Sunday, July 22, 2007

The bird returned to sleep in its egg.

It's funny, getting ready to move to a new town thinking about the comfortability it might bring and all the questions, what ifs, and whys and hows that come with it. Many of you know, but many more are about to find out that I am moving to Birmingham, Alabama for several reasons, but for the most part it is for me. I am doing it for myself, a move that is not dependent or reflective of love or treasure that I have hidden in some field in North Alabama.

But with all of that, with miles and new faces and new jobs comes a frightening reality: restart.

I get to meet new people (which I love) and I get to see new things (which I adore) and I get to go down new roads (which I need). But they don't know me, and I get the choice to let them or not. One thing that this past year has taught me, which I wanted it do and didn't want it to at the same time, is growing up, being a man, making decisions, taking roads, being in charge, being bold and honest and gutsy and stupid and falling and getting up and fallingt again. It has taught me to say what I feel, to really love people, and that I can invest in lives and not because someone is watching me or it makes me look attractive. I am doing things because of me, for me and for G-d. I am more free than ever before.

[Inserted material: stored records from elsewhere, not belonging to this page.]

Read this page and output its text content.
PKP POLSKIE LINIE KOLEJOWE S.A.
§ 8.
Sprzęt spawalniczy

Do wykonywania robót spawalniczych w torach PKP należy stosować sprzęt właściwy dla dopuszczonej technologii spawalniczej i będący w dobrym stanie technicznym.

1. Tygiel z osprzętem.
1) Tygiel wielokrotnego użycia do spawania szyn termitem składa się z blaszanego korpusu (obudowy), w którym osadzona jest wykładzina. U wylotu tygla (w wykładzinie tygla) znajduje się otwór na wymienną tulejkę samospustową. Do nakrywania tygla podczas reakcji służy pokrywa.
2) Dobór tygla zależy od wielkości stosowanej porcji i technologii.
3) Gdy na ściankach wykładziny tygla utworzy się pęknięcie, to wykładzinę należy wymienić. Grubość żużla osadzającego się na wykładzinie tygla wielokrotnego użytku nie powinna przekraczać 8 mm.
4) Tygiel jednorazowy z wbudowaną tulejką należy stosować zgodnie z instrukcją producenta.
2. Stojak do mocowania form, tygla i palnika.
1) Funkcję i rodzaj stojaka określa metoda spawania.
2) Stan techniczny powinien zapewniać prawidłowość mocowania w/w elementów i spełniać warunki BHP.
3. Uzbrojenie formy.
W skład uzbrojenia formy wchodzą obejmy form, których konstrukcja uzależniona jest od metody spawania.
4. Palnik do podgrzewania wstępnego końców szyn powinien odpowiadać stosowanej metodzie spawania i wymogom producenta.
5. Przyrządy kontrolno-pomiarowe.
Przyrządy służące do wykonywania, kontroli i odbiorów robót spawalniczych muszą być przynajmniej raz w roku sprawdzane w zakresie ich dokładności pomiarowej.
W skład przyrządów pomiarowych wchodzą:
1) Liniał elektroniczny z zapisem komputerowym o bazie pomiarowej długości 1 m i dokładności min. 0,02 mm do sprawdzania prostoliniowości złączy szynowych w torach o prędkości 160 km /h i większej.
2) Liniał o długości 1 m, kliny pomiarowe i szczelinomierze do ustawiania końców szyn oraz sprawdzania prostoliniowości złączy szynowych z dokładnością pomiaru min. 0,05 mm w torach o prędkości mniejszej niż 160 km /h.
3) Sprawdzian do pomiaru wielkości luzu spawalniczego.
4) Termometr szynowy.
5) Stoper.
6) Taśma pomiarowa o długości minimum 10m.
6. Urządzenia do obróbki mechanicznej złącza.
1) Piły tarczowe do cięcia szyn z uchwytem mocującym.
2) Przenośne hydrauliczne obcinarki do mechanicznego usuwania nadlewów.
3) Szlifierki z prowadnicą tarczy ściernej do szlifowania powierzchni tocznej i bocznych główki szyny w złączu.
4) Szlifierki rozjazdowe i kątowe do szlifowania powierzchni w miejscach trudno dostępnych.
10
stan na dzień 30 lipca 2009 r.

At the same time, though, I walked into a church today, though it felt more like a marketing campaign for Jesus, that he needs to be sold to kids today because our generation and the one under us have such an attention deficit disorder that Jesus and G-d must be flashy and artsy and smooth and modern. Lights flash and many thousands of dollars are put towards the sound system and people seemingly clap and smile and act like everything's fine. And I wonder if it really is, that maybe I am just this dark spot, this little piece of cancer that appears normal, but really infects those around him, and soon I'll have killed most of them. I really feel that way, that I am the struggling believer in this sea of tranquility. But the preacher preaches, he is a seminary professor who talks on Gideon and how afraid he was, how he didn't trust G-d, and I identify with him, thinking about this new place, these new people, my old sin, my dirty rotten past, and the thing that covers it all. And I am refreshed and I am worried all at the same time. What a war.

Sometimes I wish that everyone in the world, at one time, would stand still. And all at one time we would take one step back just to see, that maybe, just maybe, we could stop the world from spinning that somehow our gathered momentum and our togetherness and we as one could pause time and even take another step back and another and another until maybe we actually could travel back in time, spinning the world backwards. And flowers would turn into seeds, and birds would go to sleep in eggs, and my heart would be mended and the stitches would wind themselves back into a ball and the trainwreck that feels like my life sometimes would go back to the first train depot.

In my heart I wish such things, but in my head I know these things to be impossible and quantum physics and thermal dynamics and all sorts of science clogs any kind of romanticism from reaching my mouth and my eyes and the rest of my face. The awful truth is that I am more wretched that i could possible imagine but I am much more loved than I could dare dream.

And all of a sudden that black spot on the map doesn't feel as dark anymore. Maybe because it sees more of its own, or maybe because it sees that the light is coming. Indeed, it has arrived.



1 comment:

Kerri said...

this is my favorite one so far. well done!